Martin Lawrance’s A Far Cry is an enlivening new work to end the second half. Fast, darting exits and entrances make for a visually-dynamic piece. The dancer’s run and glide into whipped turns and lifts, punctuated by sharp stillness’ in a poised crouch or lunch. Females are lifted in spikey, a la second positions and flung with velocity into spinning lifts – always retaining signature Alston composure.
Finally, the evening closed with Voices and Light Footsteps – a new work set to Monteverdi, which embodies the passion, lust and sensuality of the music’s Renaissance backdrop. Dressed in silk dresses of varying orange hues, the female’s shone in this piece, exuding passionate, powerful energy as they laced through proud, virtuosic sequences. With solos from Monique Jonas and strong duet work around full group sections.
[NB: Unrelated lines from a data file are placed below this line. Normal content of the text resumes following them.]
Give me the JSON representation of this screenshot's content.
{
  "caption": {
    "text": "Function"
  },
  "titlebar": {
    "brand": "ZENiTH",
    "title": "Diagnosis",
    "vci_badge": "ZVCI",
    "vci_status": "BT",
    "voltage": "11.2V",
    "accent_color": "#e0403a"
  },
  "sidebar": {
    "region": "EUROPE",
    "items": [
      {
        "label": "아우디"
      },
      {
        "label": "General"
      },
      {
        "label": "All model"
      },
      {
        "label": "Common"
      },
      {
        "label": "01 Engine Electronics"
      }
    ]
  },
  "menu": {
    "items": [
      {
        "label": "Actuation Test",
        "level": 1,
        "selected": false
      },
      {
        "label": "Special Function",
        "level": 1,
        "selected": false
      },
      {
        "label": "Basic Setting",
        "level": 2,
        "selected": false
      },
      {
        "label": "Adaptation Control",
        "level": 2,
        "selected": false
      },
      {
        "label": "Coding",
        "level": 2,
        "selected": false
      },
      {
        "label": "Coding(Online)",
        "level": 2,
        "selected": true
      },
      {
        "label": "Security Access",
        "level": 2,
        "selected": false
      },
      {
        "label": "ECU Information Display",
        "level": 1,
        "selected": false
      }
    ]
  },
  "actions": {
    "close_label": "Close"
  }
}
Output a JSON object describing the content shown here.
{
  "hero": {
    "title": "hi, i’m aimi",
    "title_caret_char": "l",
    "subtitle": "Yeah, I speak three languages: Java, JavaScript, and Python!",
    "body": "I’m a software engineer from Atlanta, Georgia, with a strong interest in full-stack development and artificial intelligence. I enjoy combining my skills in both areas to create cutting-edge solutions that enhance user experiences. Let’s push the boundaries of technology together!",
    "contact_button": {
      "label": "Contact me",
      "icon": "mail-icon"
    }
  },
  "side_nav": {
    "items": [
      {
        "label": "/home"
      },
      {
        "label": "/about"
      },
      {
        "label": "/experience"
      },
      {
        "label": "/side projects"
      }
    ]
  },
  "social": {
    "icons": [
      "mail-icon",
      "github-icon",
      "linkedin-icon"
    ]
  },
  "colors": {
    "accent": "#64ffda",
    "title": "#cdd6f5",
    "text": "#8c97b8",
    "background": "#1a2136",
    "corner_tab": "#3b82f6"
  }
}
Young apprentice dancer, Alejandra Gissler, an alumni of LCDS, also stood out with her technical proficiency, maturity, and exuberant stage-presence.
Whilst a bitter-sweet occasion, the evening was truly a joyous celebration of the Richard Alston Company’s enormous accomplishments. The dancers were each of them beautiful and technically faultless, all no doubt with exciting careers ahead of them. The choreography enriching the music, as Alston has always done so well. Final Edition was the perfect finale to affirm the Alston Companies’ position in dance history.